There is no scientific evidence for the efficacy of thalassotherapy, although many people give anecdotal evidence about how it has helped them.
It is important to tell your therapist if you are, or think you might be, pregnant, as some treatments are not suitable for you.
Different types of thalassotherapy
Any pre-thalassotherapy preparations depend entirely on your treatment, so speak to your therapist if you're unsure, but if you're having mud or algae treatments, it's a good idea to tie or pin your hair back.
If you've opted for a thalasso wrap, expect to be swathed in real seaweed or marine mud. You will probably be wrapped up from your toes to your chest, and your therapist will cover you with a thermal blanket to keep you warm. Before you start to feel like a dried old barnacle, your therapist will unravel you and massage your body to enhance circulation.
A thalassotherapy bath will involve a long soak in a tub filled with a warm, therapeutic solution. Your bath may be filled just with seawater, or with water and seaweed, algae, or mud, and essential oils may be added to the water for a relaxing aroma.
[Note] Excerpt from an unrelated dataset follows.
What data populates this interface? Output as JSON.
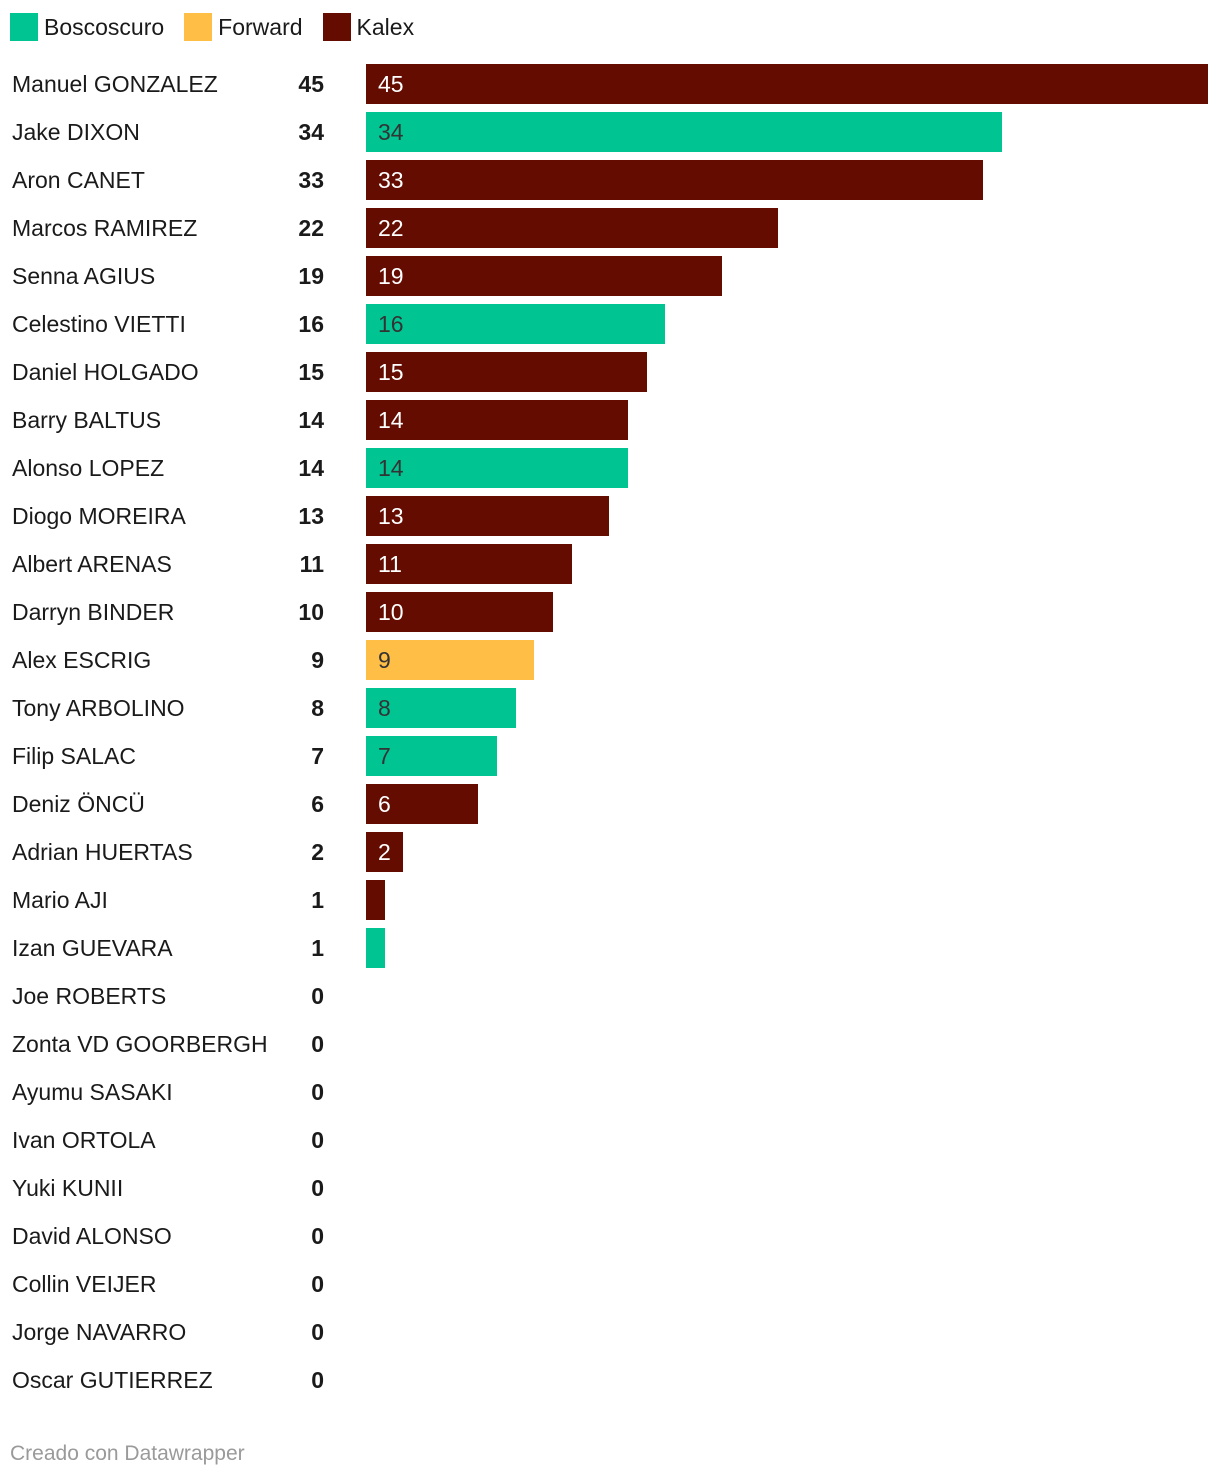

Your therapist will run your bath, then will leave you to soak in private. A relaxing massage is a good add-on treatment, as your muscles will be warm and easier to manipulate after a warm soak.
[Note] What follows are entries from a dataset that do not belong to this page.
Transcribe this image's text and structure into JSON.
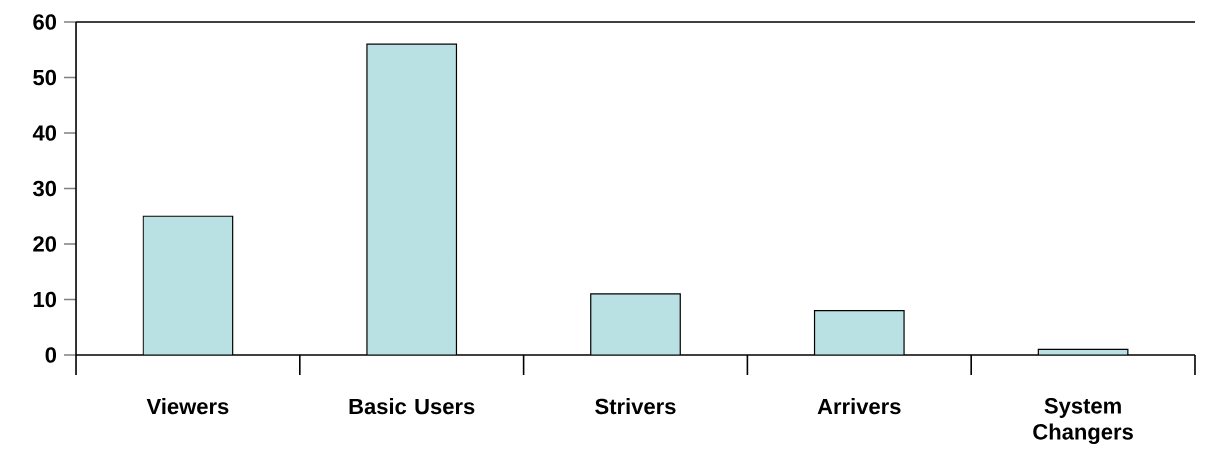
{
  "chart_data": {
    "type": "bar",
    "categories": [
      "Viewers",
      "Basic Users",
      "Strivers",
      "Arrivers",
      "System Changers"
    ],
    "values": [
      25,
      56,
      11,
      8,
      1
    ],
    "color": "#b9e0e3",
    "ylim": [
      0,
      60
    ],
    "yticks": [
      0,
      10,
      20,
      30,
      40,
      50,
      60
    ],
    "grid": false
  }
}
Swimming in a seawater pool is gentle on your skin and hair as salt softens hard water, and little chlorine is needed to keep the pool hygienic. High-pressure jets of water can also be used as "hydro-massage" above or below the water line of the pool, massaging your body while you relax in the warmth of the water.
Seawater, or water enhanced with marine minerals, is sometimes used to supply therapeutic showers. These may be experience showers in a thermal suite, where various pressures and temperatures are used to recreate weather such as "sea mist" or "tropical rain", or Vichy showers, which are horizontal showers used in treatment rooms to shower off a scrub or body mask, without you having to get off your treatment table.
After a thalassotherapy spa, you'll probably feel refreshed and relaxed. However you feel, treat yourself to a long, rejuvenating shower in fresh water and take some time out to enjoy the oceanic serenity.
Spritz your hair with leave-in conditioner just before your treatment. This will help to protect it from seawater and sea air and stop it from becoming tangled and matted.